1 bd · 1.0 ba ·
468 sqft ·
Built 1959
· Other
· Pending
· 432 DOM
Cashflow @ list (25.0% down · 7.5%)
Estimated rent
$2,084/mo
Mortgage (P&I)
−$351
Tax + insurance
−$538
HOA
−$413
Vac / Maint / Mgmt
−$438
Net cashflow
$343/mo
Annual
$4,121/yr
Cap rate
20.08%
Cash-on-cash
49.25%
DSCR
3.19
1% rule
3.11%
Cash to close
$18,760
Investor read
This is a 1-bed/1.0-bath other listed at $67k.
At list price, monthly cash flow is $343 ($4k/yr) — positive.
The deal already cash-flows at list — no discount required.
Meets the 1% rule at list price ($2k rent vs $67k).
It's been on market 432 days — a 12% lower offer ($59k) is reasonable based on typical stale-listing flexibility.
Recommended offer: $59k (12.0% below list) — sets the bar for market timing.
In year one you build about $2k of equity ($463 loan paydown + $2k appreciation (2.7% local appreciation)).
Location reads: area grade B — affects rentability + tenant quality, not the cash-flow math above.
Hawaii Department Of Education (suburban): math 32% / reading 50% proficiency, ranked #1 of 1 in HI (top 100%) — families likely to look elsewhere, expect single-tenant / working-renter base with shorter leases.

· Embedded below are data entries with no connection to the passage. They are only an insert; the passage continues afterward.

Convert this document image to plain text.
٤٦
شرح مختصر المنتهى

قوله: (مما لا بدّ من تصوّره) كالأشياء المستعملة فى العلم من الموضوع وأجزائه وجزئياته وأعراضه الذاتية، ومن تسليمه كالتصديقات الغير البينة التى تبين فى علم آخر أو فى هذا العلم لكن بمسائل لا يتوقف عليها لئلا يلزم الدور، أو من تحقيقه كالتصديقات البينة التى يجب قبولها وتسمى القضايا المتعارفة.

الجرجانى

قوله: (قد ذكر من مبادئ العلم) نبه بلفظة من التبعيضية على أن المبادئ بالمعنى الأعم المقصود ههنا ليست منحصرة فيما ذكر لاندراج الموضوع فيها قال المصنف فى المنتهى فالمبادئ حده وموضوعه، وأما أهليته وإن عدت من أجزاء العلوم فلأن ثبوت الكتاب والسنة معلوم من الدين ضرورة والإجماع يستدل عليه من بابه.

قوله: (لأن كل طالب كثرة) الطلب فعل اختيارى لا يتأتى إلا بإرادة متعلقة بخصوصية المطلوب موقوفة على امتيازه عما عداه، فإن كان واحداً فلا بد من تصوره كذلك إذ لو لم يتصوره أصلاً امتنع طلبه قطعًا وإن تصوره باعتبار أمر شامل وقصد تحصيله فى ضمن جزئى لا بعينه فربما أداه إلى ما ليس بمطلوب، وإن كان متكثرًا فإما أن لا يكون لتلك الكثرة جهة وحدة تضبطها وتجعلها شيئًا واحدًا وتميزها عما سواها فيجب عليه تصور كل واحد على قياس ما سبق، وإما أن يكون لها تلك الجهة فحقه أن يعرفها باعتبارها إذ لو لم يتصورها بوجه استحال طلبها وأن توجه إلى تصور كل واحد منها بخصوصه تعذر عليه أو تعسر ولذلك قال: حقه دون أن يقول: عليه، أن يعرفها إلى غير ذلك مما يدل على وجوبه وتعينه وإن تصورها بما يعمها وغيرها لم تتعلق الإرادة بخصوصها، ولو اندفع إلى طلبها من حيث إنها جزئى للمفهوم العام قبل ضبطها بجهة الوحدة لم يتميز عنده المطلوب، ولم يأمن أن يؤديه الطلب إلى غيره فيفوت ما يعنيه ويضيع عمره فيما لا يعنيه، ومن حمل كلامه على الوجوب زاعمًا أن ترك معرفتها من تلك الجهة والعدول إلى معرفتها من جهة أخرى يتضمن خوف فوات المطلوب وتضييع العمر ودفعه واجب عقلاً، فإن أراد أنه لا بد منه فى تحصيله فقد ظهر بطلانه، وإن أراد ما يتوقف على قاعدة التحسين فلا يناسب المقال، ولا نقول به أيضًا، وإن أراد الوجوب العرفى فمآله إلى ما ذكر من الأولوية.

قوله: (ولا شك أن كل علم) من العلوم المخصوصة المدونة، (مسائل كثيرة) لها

Zoned schools: President Thomas Jefferson Elementary School (math 42% / reading 47%, grade F, #73 of 183 statewide, top 41%, 340 students, 55% FRL); President George Washington Middle School (math 30% / reading 46%, grade F, #17 of 42 statewide, top 39%, 569 students, 61% FRL); Kaimuki High School (math 12% / reading 47%, grade F, #35 of 43 statewide, top 86%, 620 students, 60% FRL) — zoned schools average 59% FRL vs 39% district-wide (20 pts higher); higher-poverty schools than district average — tighter screening recommended.
Watch-outs: flood insurance adds $427/mo; built in 1959 — expect roof / HVAC / electrical / plumbing capex.
Market conditions: Rents rising fast (+6.0%/yr); 813 active listings in the ZIP; 15 comparable units currently listed for rent nearby; rentals at typical pace (median 26d on market — plan ~3-4 weeks tenant-placement turnaround); solid renter incomes; 1,638 units permitted in Honolulu County in 2024 (793 in 5+ unit buildings).
Honolulu County population projected at +17% by 2050 — long-run rental-demand tailwind backs the buy-and-hold thesis.
12 sale attempts since 10y ago; this cycle's ask is 3250% above the opening price — seller raised mid-cycle; expect resistance to lowballs.
At projected returns (2.7% appreciation + 6.0% rent growth), your $19k cash investment doubles in ~3 years — after that, you're playing with house money.
Climate carrying-cost: in FEMA flood zone AE (mandatory federal flood insurance) — expect insurance premiums to compound above CPI over the hold.
Cap rate 20.1% vs local median 1.5% in Urban Honolulu — top-decile yield for the area; either an underpriced asset or a hidden risk that comps aren't pricing in. Stress-test before assuming the spread holds.
This rent runs 32% of the median local income ($77k/yr) — at the standard rent-burdened threshold; future hikes will face affordability resistance.
Questions for listing agent
It's been on market 432 days. Have you received any prior offers? Is the seller open to a 12% concession, seller financing, or rate buy-down credit?
Built in 1959 — when were the roof, HVAC, electrical panel, plumbing, and water heater last replaced?
What's the actual annual flood-insurance premium (NFIP or private), and is the property in a SFHA with mandatory coverage?
What does the HOA fee cover, when was the last increase, and are there any pending special assessments or reserve-fund shortfalls?
Why hasn't it sold? Are there any deal-killer items the seller is aware of (foundation, flood, title, zoning, code violations)?
Is there a deadline driving the sale (1031 exchange, divorce, estate, relocation)? That informs how much negotiation room exists.
What's the average days-on-market for RENTAL listings here right now (not sales)? A rising rental-DOM trend means longer vacancies and softer asking-rent achievability than the comps imply.
What's the recent tenant-quality profile in this submarket — average credit score on applications, eviction rate, late-payment / NSF rate, and stable-employment percentage? A property-management company in the area should have these aggregated.